Categorical data contains a set of fixed, discrete values as data points and uses a different set of scales due to the discrete domain. We’ll explore scales appropriate for bar-chart-style visualizations (“bands”) and for single-point visualizations (“points”).
Before we get into using scales, we need to understand two fundamental aspects of a scale: domain and range. If you a familiar with mathematical functions, you will find a scale is nothing more than a mathematical function (y = f(x)) that maps an input domain (x) to a range (y).
The input domain is the set of values where the scale is defined. For some scales, the domain is continuous (ex: all possible values between two numbers) or discrete (ex: a set of numbers, categories, or labels). Continuous domains are often used for quantitative data, where the data is between two fixed points or between a minimum and maximum value. Discrete domains are used for categorical data, where the data can only be a specific set of values. d3.js represents all domains, both continuous and discrete, as an array.
Continuous domains are represented by an array of two or more elements. For example, a grade on an exam (where the exam is scored 0-100) has a continuous from 0 to 100; this is represented by [0, 100]
. The GDP per person across various countries may range from $100-$20,000; this is represented by [100, 20000]
.
Discrete domains are represented by an array of element where each element is a category. If we have categorized weeks as being “Extremely Dry”, “Dry”, “Average”, “Wet”, and “Extremely Wet”, the domain is the array [TODO]
.
The output range is the set of values where the scale will map values to from the domain. While the domain is defined in terms of the input data, the range is defined in terms of the visualization. For visual encoding of planar features, this range is often in terms of the width or height of the drawing region; for other features, the range may be a color (hue, saturation, etc), value, or other value.

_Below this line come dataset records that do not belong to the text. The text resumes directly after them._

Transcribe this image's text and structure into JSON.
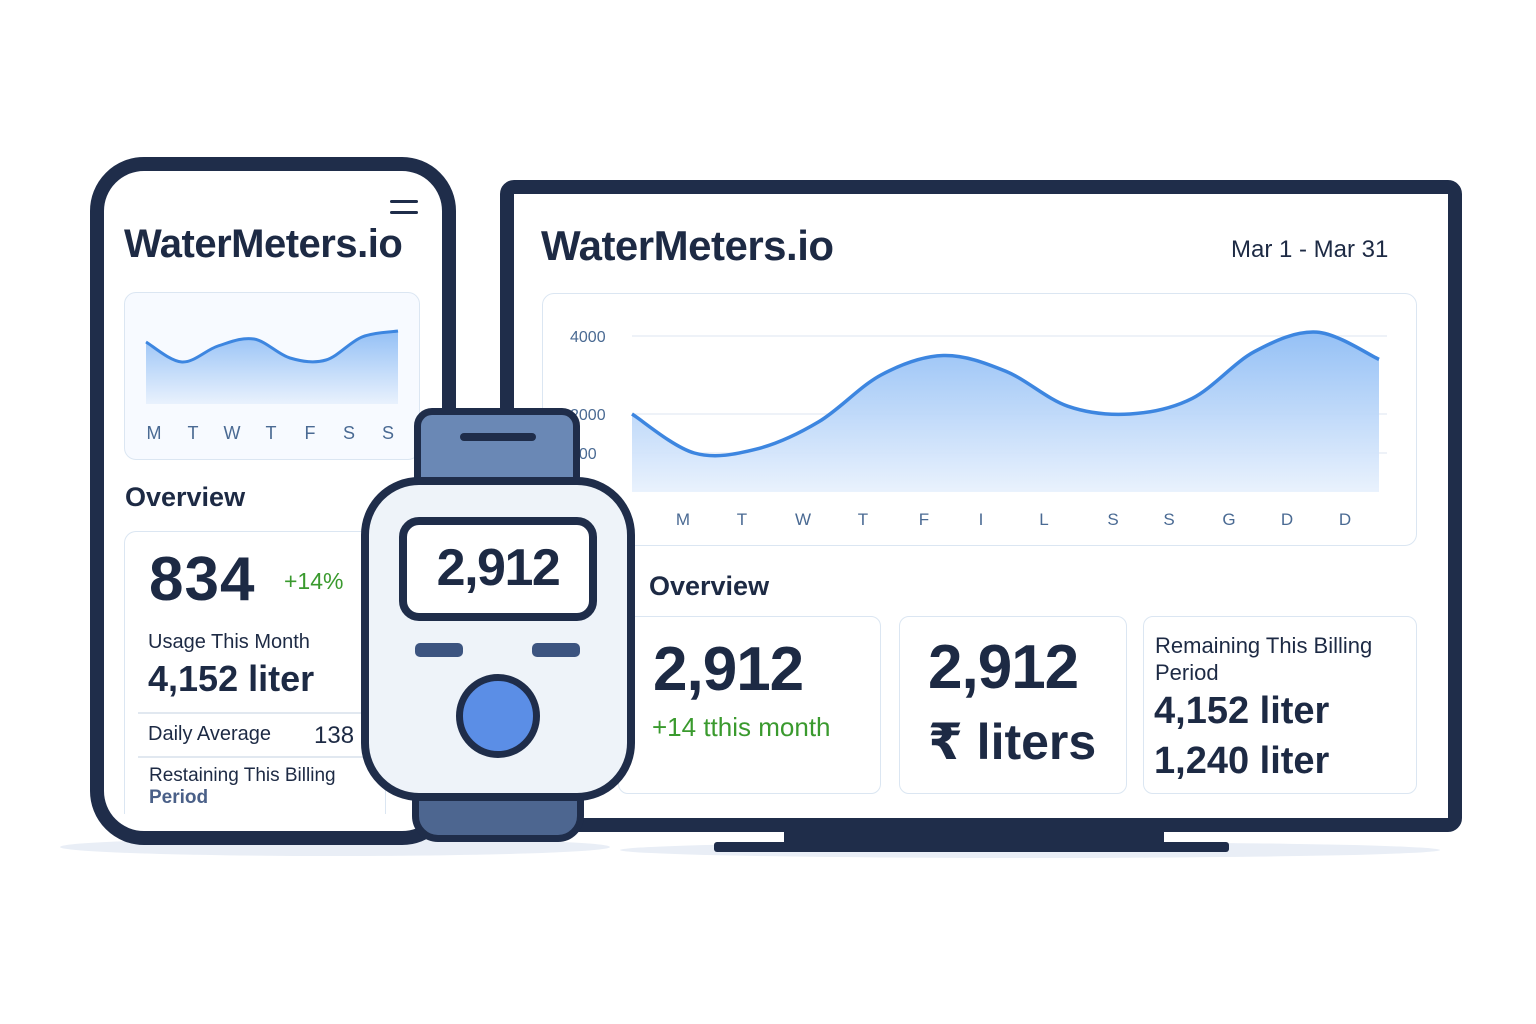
{
  "phone": {
    "title": "WaterMeters.io",
    "chart_days": [
      "M",
      "T",
      "W",
      "T",
      "F",
      "S",
      "S"
    ],
    "overview_label": "Overview",
    "main_value": "834",
    "change": "+14%",
    "usage_label": "Usage This Month",
    "usage_value": "4,152 liter",
    "daily_avg_label": "Daily Average",
    "daily_avg_value": "138",
    "remaining_label_line1": "Restaining This Billing",
    "remaining_label_line2": "Period"
  },
  "watch": {
    "value": "2,912"
  },
  "monitor": {
    "title": "WaterMeters.io",
    "date_range": "Mar 1 - Mar 31",
    "overview_label": "Overview",
    "card1": {
      "value": "2,912",
      "change": "+14 tthis month"
    },
    "card2": {
      "value": "2,912",
      "unit": "₹ liters"
    },
    "card3": {
      "label_line1": "Remaining This Billing",
      "label_line2": "Period",
      "value1": "4,152 liter",
      "value2": "1,240 liter"
    }
  },
  "colors": {
    "dark": "#1f2d4a",
    "line": "#3d86e0",
    "green": "#3a9a2e",
    "watch_button": "#5b8ee6"
  },
  "chart_data": [
    {
      "type": "area",
      "y_tick_labels": [
        "4000",
        "2000",
        "000"
      ],
      "categories": [
        "M",
        "T",
        "W",
        "T",
        "F",
        "I",
        "L",
        "S",
        "S",
        "G",
        "D",
        "D"
      ],
      "x": [
        0,
        1,
        2,
        3,
        4,
        5,
        6,
        7,
        8,
        9,
        10,
        11,
        12
      ],
      "values": [
        2000,
        1000,
        1100,
        1800,
        3000,
        3500,
        3100,
        2200,
        2000,
        2400,
        3600,
        4100,
        3400
      ],
      "ylim": [
        0,
        4000
      ],
      "grid": true
    },
    {
      "type": "area",
      "categories": [
        "M",
        "T",
        "W",
        "T",
        "F",
        "S",
        "S"
      ],
      "x": [
        0,
        1,
        2,
        3,
        4,
        5,
        6,
        7
      ],
      "values": [
        62,
        42,
        58,
        65,
        46,
        44,
        67,
        73
      ],
      "grid": false
    }
  ]
}
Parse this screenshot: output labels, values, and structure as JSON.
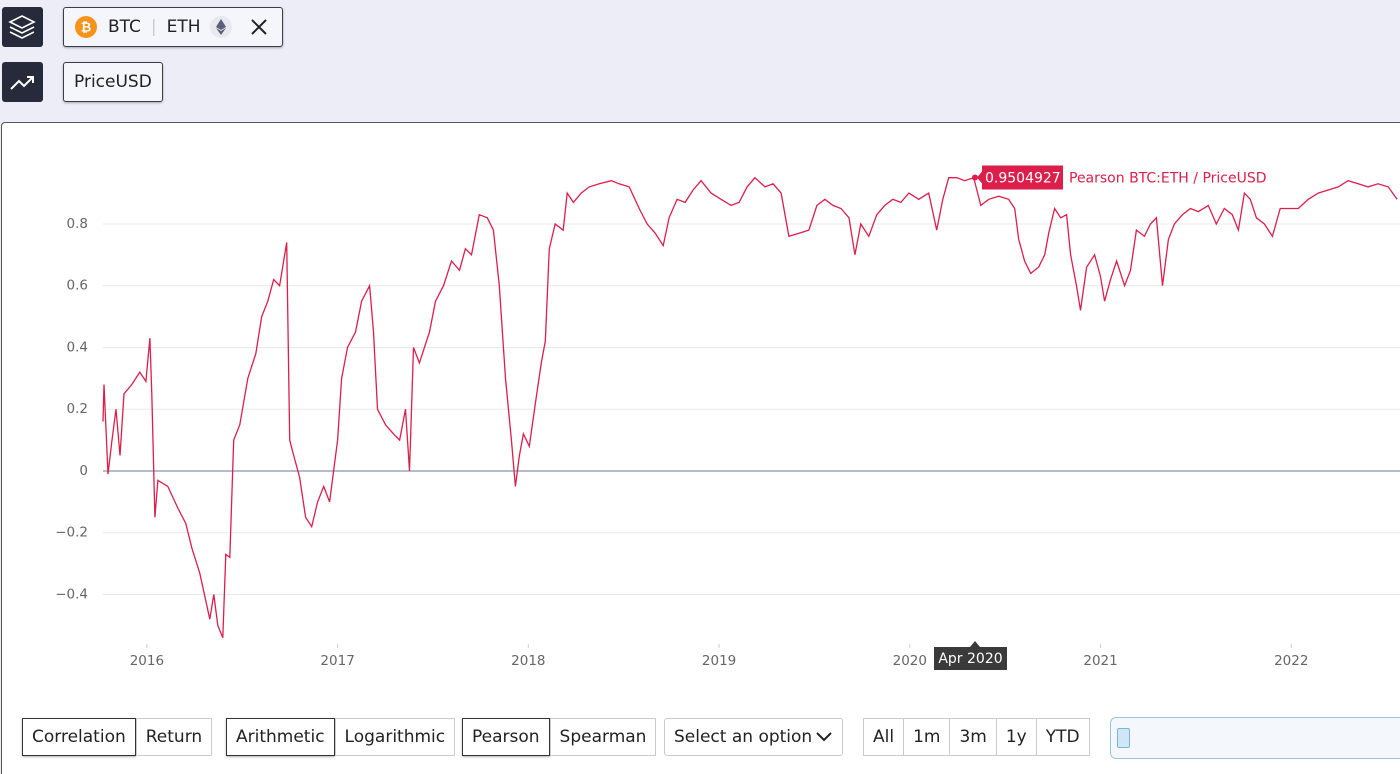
{
  "assets": [
    "BTC",
    "ETH"
  ],
  "metric": "PriceUSD",
  "chart_data": {
    "type": "line",
    "x": [
      2015.77,
      2015.775,
      2015.796,
      2015.817,
      2015.838,
      2015.859,
      2015.88,
      2015.921,
      2015.963,
      2015.995,
      2016.016,
      2016.026,
      2016.042,
      2016.058,
      2016.11,
      2016.162,
      2016.204,
      2016.236,
      2016.277,
      2016.309,
      2016.33,
      2016.351,
      2016.372,
      2016.398,
      2016.414,
      2016.435,
      2016.455,
      2016.487,
      2016.529,
      2016.571,
      2016.602,
      2016.634,
      2016.665,
      2016.696,
      2016.733,
      2016.749,
      2016.77,
      2016.801,
      2016.832,
      2016.864,
      2016.895,
      2016.927,
      2016.958,
      2016.979,
      2017.0,
      2017.021,
      2017.052,
      2017.094,
      2017.126,
      2017.168,
      2017.188,
      2017.209,
      2017.251,
      2017.293,
      2017.325,
      2017.356,
      2017.377,
      2017.398,
      2017.429,
      2017.482,
      2017.513,
      2017.555,
      2017.597,
      2017.639,
      2017.67,
      2017.702,
      2017.743,
      2017.785,
      2017.817,
      2017.848,
      2017.88,
      2017.911,
      2017.932,
      2017.953,
      2017.974,
      2018.005,
      2018.037,
      2018.068,
      2018.089,
      2018.11,
      2018.141,
      2018.183,
      2018.204,
      2018.236,
      2018.277,
      2018.319,
      2018.372,
      2018.435,
      2018.476,
      2018.529,
      2018.581,
      2018.623,
      2018.665,
      2018.707,
      2018.738,
      2018.78,
      2018.822,
      2018.864,
      2018.906,
      2018.958,
      2019.01,
      2019.063,
      2019.105,
      2019.147,
      2019.188,
      2019.241,
      2019.283,
      2019.325,
      2019.366,
      2019.419,
      2019.471,
      2019.513,
      2019.555,
      2019.597,
      2019.639,
      2019.681,
      2019.712,
      2019.743,
      2019.785,
      2019.827,
      2019.869,
      2019.911,
      2019.953,
      2019.995,
      2020.047,
      2020.099,
      2020.141,
      2020.173,
      2020.204,
      2020.246,
      2020.288,
      2020.335,
      2020.372,
      2020.414,
      2020.466,
      2020.518,
      2020.55,
      2020.571,
      2020.602,
      2020.634,
      2020.675,
      2020.707,
      2020.728,
      2020.759,
      2020.791,
      2020.822,
      2020.843,
      2020.874,
      2020.895,
      2020.927,
      2020.969,
      2021.0,
      2021.021,
      2021.052,
      2021.084,
      2021.126,
      2021.157,
      2021.188,
      2021.23,
      2021.262,
      2021.293,
      2021.325,
      2021.356,
      2021.387,
      2021.429,
      2021.471,
      2021.513,
      2021.565,
      2021.607,
      2021.649,
      2021.691,
      2021.723,
      2021.754,
      2021.785,
      2021.817,
      2021.859,
      2021.901,
      2021.942,
      2021.995,
      2022.037,
      2022.089,
      2022.141,
      2022.194,
      2022.246,
      2022.298,
      2022.351,
      2022.403,
      2022.455,
      2022.508,
      2022.555
    ],
    "series": [
      {
        "name": "Pearson BTC:ETH / PriceUSD",
        "color": "#dc1e4a",
        "values": [
          0.16,
          0.28,
          -0.01,
          0.1,
          0.2,
          0.05,
          0.25,
          0.28,
          0.32,
          0.29,
          0.43,
          0.25,
          -0.15,
          -0.03,
          -0.05,
          -0.12,
          -0.17,
          -0.25,
          -0.33,
          -0.42,
          -0.48,
          -0.4,
          -0.5,
          -0.54,
          -0.27,
          -0.28,
          0.1,
          0.15,
          0.3,
          0.38,
          0.5,
          0.55,
          0.62,
          0.6,
          0.74,
          0.1,
          0.05,
          -0.02,
          -0.15,
          -0.18,
          -0.1,
          -0.05,
          -0.1,
          0.0,
          0.1,
          0.3,
          0.4,
          0.45,
          0.55,
          0.6,
          0.45,
          0.2,
          0.15,
          0.12,
          0.1,
          0.2,
          0.0,
          0.4,
          0.35,
          0.45,
          0.55,
          0.6,
          0.68,
          0.65,
          0.72,
          0.7,
          0.83,
          0.82,
          0.78,
          0.6,
          0.3,
          0.1,
          -0.05,
          0.05,
          0.12,
          0.08,
          0.22,
          0.35,
          0.42,
          0.72,
          0.8,
          0.78,
          0.9,
          0.87,
          0.9,
          0.92,
          0.93,
          0.94,
          0.93,
          0.92,
          0.85,
          0.8,
          0.77,
          0.73,
          0.82,
          0.88,
          0.87,
          0.91,
          0.94,
          0.9,
          0.88,
          0.86,
          0.87,
          0.92,
          0.95,
          0.92,
          0.93,
          0.9,
          0.76,
          0.77,
          0.78,
          0.86,
          0.88,
          0.86,
          0.85,
          0.82,
          0.7,
          0.8,
          0.76,
          0.83,
          0.86,
          0.88,
          0.87,
          0.9,
          0.88,
          0.9,
          0.78,
          0.88,
          0.95,
          0.95,
          0.94,
          0.95,
          0.86,
          0.88,
          0.89,
          0.88,
          0.85,
          0.75,
          0.68,
          0.64,
          0.66,
          0.7,
          0.77,
          0.85,
          0.82,
          0.83,
          0.7,
          0.6,
          0.52,
          0.66,
          0.7,
          0.63,
          0.55,
          0.62,
          0.68,
          0.6,
          0.65,
          0.78,
          0.76,
          0.8,
          0.82,
          0.6,
          0.75,
          0.8,
          0.83,
          0.85,
          0.84,
          0.86,
          0.8,
          0.85,
          0.83,
          0.78,
          0.9,
          0.88,
          0.82,
          0.8,
          0.76,
          0.85,
          0.85,
          0.85,
          0.88,
          0.9,
          0.91,
          0.92,
          0.94,
          0.93,
          0.92,
          0.93,
          0.92,
          0.88
        ]
      }
    ],
    "xlim": [
      2015.77,
      2022.57
    ],
    "xticks": [
      2016,
      2017,
      2018,
      2019,
      2020,
      2021,
      2022
    ],
    "ylim": [
      -0.56,
      1.07
    ],
    "yticks": [
      {
        "value": -0.4,
        "label": "−0.4"
      },
      {
        "value": -0.2,
        "label": "−0.2"
      },
      0,
      0.2,
      0.4,
      0.6,
      0.8
    ],
    "grid": true,
    "tooltip": {
      "x": "Apr 2020",
      "value": 0.9504927
    }
  },
  "controls": {
    "mode": {
      "options": [
        "Correlation",
        "Return"
      ],
      "selected": 0
    },
    "scale": {
      "options": [
        "Arithmetic",
        "Logarithmic"
      ],
      "selected": 0
    },
    "method": {
      "options": [
        "Pearson",
        "Spearman"
      ],
      "selected": 0
    },
    "select": "Select an option",
    "ranges": [
      "All",
      "1m",
      "3m",
      "1y",
      "YTD"
    ]
  }
}
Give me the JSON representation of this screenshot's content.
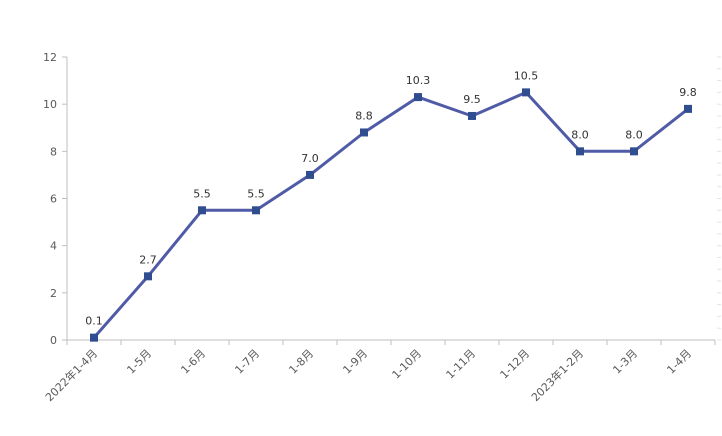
{
  "chart_data": {
    "type": "line",
    "categories": [
      "2022年1-4月",
      "1-5月",
      "1-6月",
      "1-7月",
      "1-8月",
      "1-9月",
      "1-10月",
      "1-11月",
      "1-12月",
      "2023年1-2月",
      "1-3月",
      "1-4月"
    ],
    "series": [
      {
        "values": [
          0.1,
          2.7,
          5.5,
          5.5,
          7.0,
          8.8,
          10.3,
          9.5,
          10.5,
          8.0,
          8.0,
          9.8
        ]
      }
    ],
    "data_labels": [
      "0.1",
      "2.7",
      "5.5",
      "5.5",
      "7.0",
      "8.8",
      "10.3",
      "9.5",
      "10.5",
      "8.0",
      "8.0",
      "9.8"
    ],
    "ylim": [
      0,
      12
    ],
    "yticks": [
      0,
      2,
      4,
      6,
      8,
      10,
      12
    ],
    "ytick_labels": [
      "0",
      "2",
      "4",
      "6",
      "8",
      "10",
      "12"
    ],
    "line_color": "#4F5BA6",
    "marker_color": "#2F4D8F",
    "grid": false,
    "legend": "none"
  }
}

Depending on the scale used, continuous domains may have either continuous or discrete ranges. d3.js represents a range in the same way as a domain.
d3.js stores all information relevant to a specific scale in a scale inside a single JavaScript variable. To initialize one of these variables, we need three pieces of information:
The simplest, and often most useful, scaling method is a linear scale. A linear scale takes a continuous domain and transforms it to a continuous range using a linear function. For example, a domain of [0, 10] to a range of [0, 100] would scale input by a factor of 10 (ex: 4 becomes 40, 3.2 becomes 32, etc).
A linearScale is initiated with the d3.scaleLinear()
method and a domain and range is applied:
var linearScale = d3.scaleLinear()
.domain( /* domain */ )
.range( /* range */ );
Linear scales are frequently used and are particularly useful for planar variables, specifically where the data is plotted with on an axis.
The demo visualization “Grades on a Horizontal Axis” uses grades for a ten-student course and places a circle along a horizontal axis to denote how each student performed on an exam. The input data for this visualization is in the following format:
{ "name": "Alice", "grade": 87 }
{ "name": "Bob", "grade": 63 }
...
The grade for each data entry is quantitative data that will always be between the values of 0 and 100 (inclusively).